Rapid expansion of the Chinese car market is already a cliche, yet if latest estimates are anything to go by, it has hardly begun.
According to Mathieu Vennin, one of PSA’s principal experts on the Chinese market, in 10 years’ time world demand for cars will have passed 90 million a year (currently it’s 58 million), propelled mainly by rising demand in South America and Asia, with the rapacious Chinese market taking pole position.
No wonder, he says, that car makers are rapidly adapting their products to this new generation of Chinese first-time buyers, many of whom have only just learned to drive.
China’s demand for cars in 2012 was 12.7 million units. This year it should reach 15 million, in a country where 92 per cent of the population still don’t own cars. Vennin estimates that on a conservative expansion of 7.5 per cent per year, over the next 10 years China will reach a staggering 30 million units, and even then less than 20 per cent of Chinese people will own cars. Today’s ownership figure for Europe is 50 per cent; in the US it’s 80 per cent.
Mostly, new Chinese cars are C-segment four-door saloons; hatchbacks account for only five per cent of the market. Overwhelmingly, the cars are petrol-powered automatics; Chinese drivers prefer not to learn the intricacies of operating manual gearboxes.
The government also accepts the argument that diesels create a problem of atmospheric particulates. Diesel is only used in bulk by HGVs. Curbs in registrations in the biggest cities are not denting the expansion of car demand, which is just starting in earnest in the less industrialised west of China.
At present, buyers respond in bulk to the desirability of European cars. VW is China’s biggest car seller, taking 17 per cent of the market. Hyundai and Kia, growing rapidly, control well over 10 per cent, and even Buick has six per cent.
Japanese makers have been strong — led by Toyota, Nissan and Honda— but are declining disastrously at 15-20 per cent a year following a local territorial dispute between China and Japan. Chinese people are both patriotic and political, and are withdrawing their business with amazing speed from the car makers of a country widely seen as an antagonist.
Declining Japanese demand isn’t being replaced by a move into home-grown cars, however. The biggest Chinese brand in terms of market share is BYD with 3.85 per cent, followed by Great Wall with 3.83 per cent and Geely with 2.95 per cent, and there is no sign of that growing any time soon.

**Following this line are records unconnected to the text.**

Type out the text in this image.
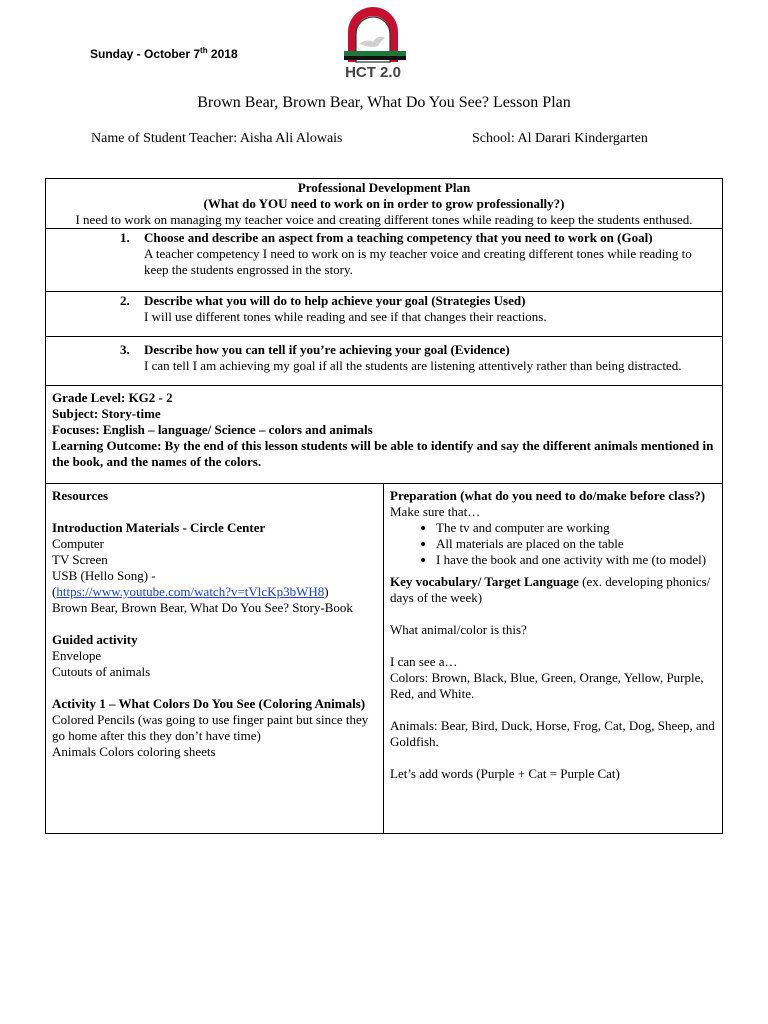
Sunday - October 7th 2018
HCT 2.0
Brown Bear, Brown Bear, What Do You See? Lesson Plan
Name of Student Teacher: Aisha Ali Alowais	School: Al Darari Kindergarten
Professional Development Plan
(What do YOU need to work on in order to grow professionally?)
I need to work on managing my teacher voice and creating different tones while reading to keep the students enthused.
1. Choose and describe an aspect from a teaching competency that you need to work on (Goal)
A teacher competency I need to work on is my teacher voice and creating different tones while reading to keep the students engrossed in the story.
2. Describe what you will do to help achieve your goal (Strategies Used)
I will use different tones while reading and see if that changes their reactions.
3. Describe how you can tell if you’re achieving your goal (Evidence)
I can tell I am achieving my goal if all the students are listening attentively rather than being distracted.
Grade Level: KG2 - 2
Subject: Story-time
Focuses: English – language/ Science – colors and animals
Learning Outcome: By the end of this lesson students will be able to identify and say the different animals mentioned in the book, and the names of the colors.
Resources
Introduction Materials - Circle Center
Computer
TV Screen
USB (Hello Song) -
(https://www.youtube.com/watch?v=tVlcKp3bWH8)
Brown Bear, Brown Bear, What Do You See? Story-Book
Guided activity
Envelope
Cutouts of animals
Activity 1 – What Colors Do You See (Coloring Animals)
Colored Pencils (was going to use finger paint but since they go home after this they don’t have time)
Animals Colors coloring sheets
Preparation (what do you need to do/make before class?)
Make sure that…
• The tv and computer are working
• All materials are placed on the table
• I have the book and one activity with me (to model)
Key vocabulary/ Target Language (ex. developing phonics/ days of the week)
What animal/color is this?
I can see a…
Colors: Brown, Black, Blue, Green, Orange, Yellow, Purple, Red, and White.
Animals: Bear, Bird, Duck, Horse, Frog, Cat, Dog, Sheep, and Goldfish.
Let’s add words (Purple + Cat = Purple Cat)
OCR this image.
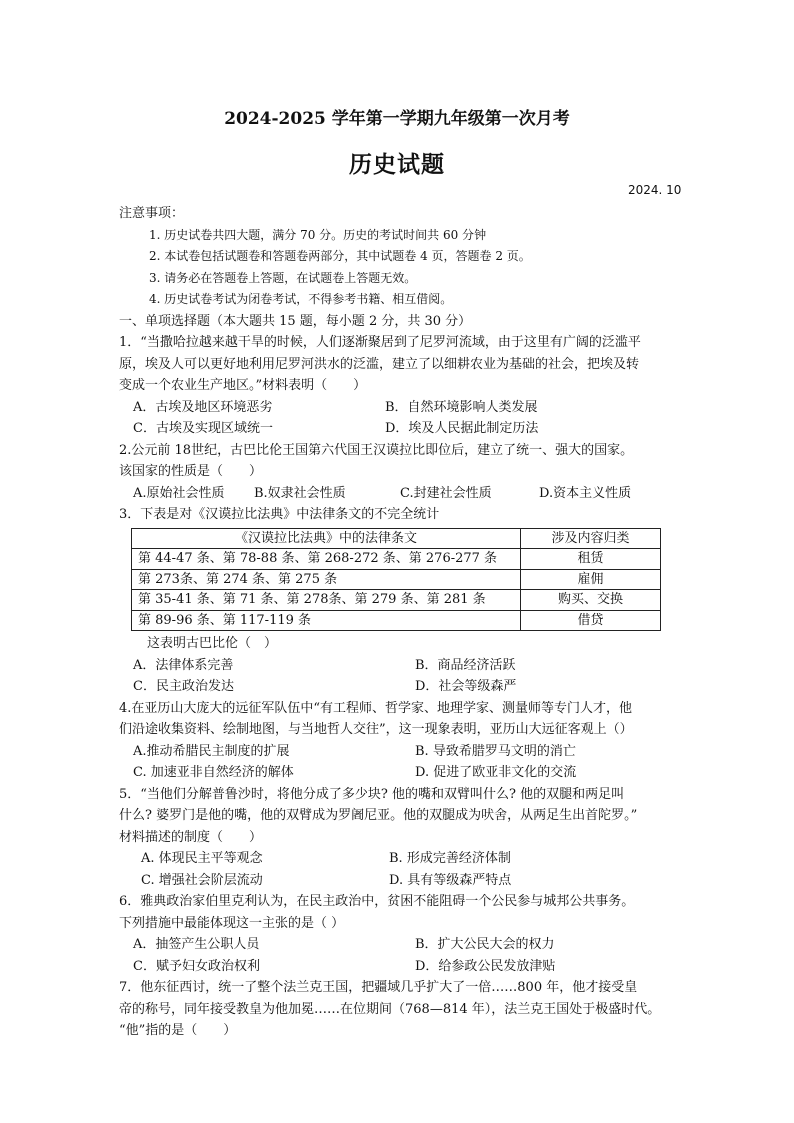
2024-2025 学年第一学期九年级第一次月考
历史试题
2024. 10
注意事项：
1. 历史试卷共四大题，满分 70 分。历史的考试时间共 60 分钟
2. 本试卷包括试题卷和答题卷两部分，其中试题卷 4 页，答题卷 2 页。
3. 请务必在答题卷上答题，在试题卷上答题无效。
4. 历史试卷考试为闭卷考试，不得参考书籍、相互借阅。
一、单项选择题（本大题共 15 题，每小题 2 分，共 30 分）
1．“当撒哈拉越来越干旱的时候，人们逐渐聚居到了尼罗河流域，由于这里有广阔的泛滥平
原，埃及人可以更好地利用尼罗河洪水的泛滥，建立了以细耕农业为基础的社会，把埃及转
变成一个农业生产地区。”材料表明（　　）
A．古埃及地区环境恶劣	B．自然环境影响人类发展
C．古埃及实现区域统一	D．埃及人民据此制定历法
2.公元前 18世纪，古巴比伦王国第六代国王汉谟拉比即位后，建立了统一、强大的国家。
该国家的性质是（　　）
A.原始社会性质	B.奴隶社会性质	C.封建社会性质	D.资本主义性质
3．下表是对《汉谟拉比法典》中法律条文的不完全统计
《汉谟拉比法典》中的法律条文	涉及内容归类
第 44-47 条、第 78-88 条、第 268-272 条、第 276-277 条	租赁
第 273条、第 274 条、第 275 条	雇佣
第 35-41 条、第 71 条、第 278条、第 279 条、第 281 条	购买、交换
第 89-96 条、第 117-119 条	借贷
这表明古巴比伦（　）
A．法律体系完善	B．商品经济活跃
C．民主政治发达	D．社会等级森严
4.在亚历山大庞大的远征军队伍中“有工程师、哲学家、地理学家、测量师等专门人才，他
们沿途收集资料、绘制地图，与当地哲人交往”，这一现象表明，亚历山大远征客观上（）
A.推动希腊民主制度的扩展	B. 导致希腊罗马文明的消亡
C. 加速亚非自然经济的解体	D. 促进了欧亚非文化的交流
5．“当他们分解普鲁沙时，将他分成了多少块? 他的嘴和双臂叫什么? 他的双腿和两足叫
什么? 婆罗门是他的嘴，他的双臂成为罗阇尼亚。他的双腿成为吠舍，从两足生出首陀罗。”
材料描述的制度（　　）
A. 体现民主平等观念	B. 形成完善经济体制
C. 增强社会阶层流动	D. 具有等级森严特点
6．雅典政治家伯里克利认为，在民主政治中，贫困不能阻碍一个公民参与城邦公共事务。
下列措施中最能体现这一主张的是（ ）
A．抽签产生公职人员	B．扩大公民大会的权力
C．赋予妇女政治权利	D．给参政公民发放津贴
7．他东征西讨，统一了整个法兰克王国，把疆域几乎扩大了一倍……800 年，他才接受皇
帝的称号，同年接受教皇为他加冕……在位期间（768—814 年），法兰克王国处于极盛时代。
“他”指的是（　　）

European firms hold the cards and are using the burgeoning Chinese demand to make up for near-disastrous business at home. With healthy first-quarter local sales of 70,000 units (up 30 per cent), Citroën China sold more cars there than in its domestic market for the first time in history.
For this company, as for many, Chinese customers are life savers, and provided Chinese governments don’t alter the current terms of business, so they will remain for the foreseeable future.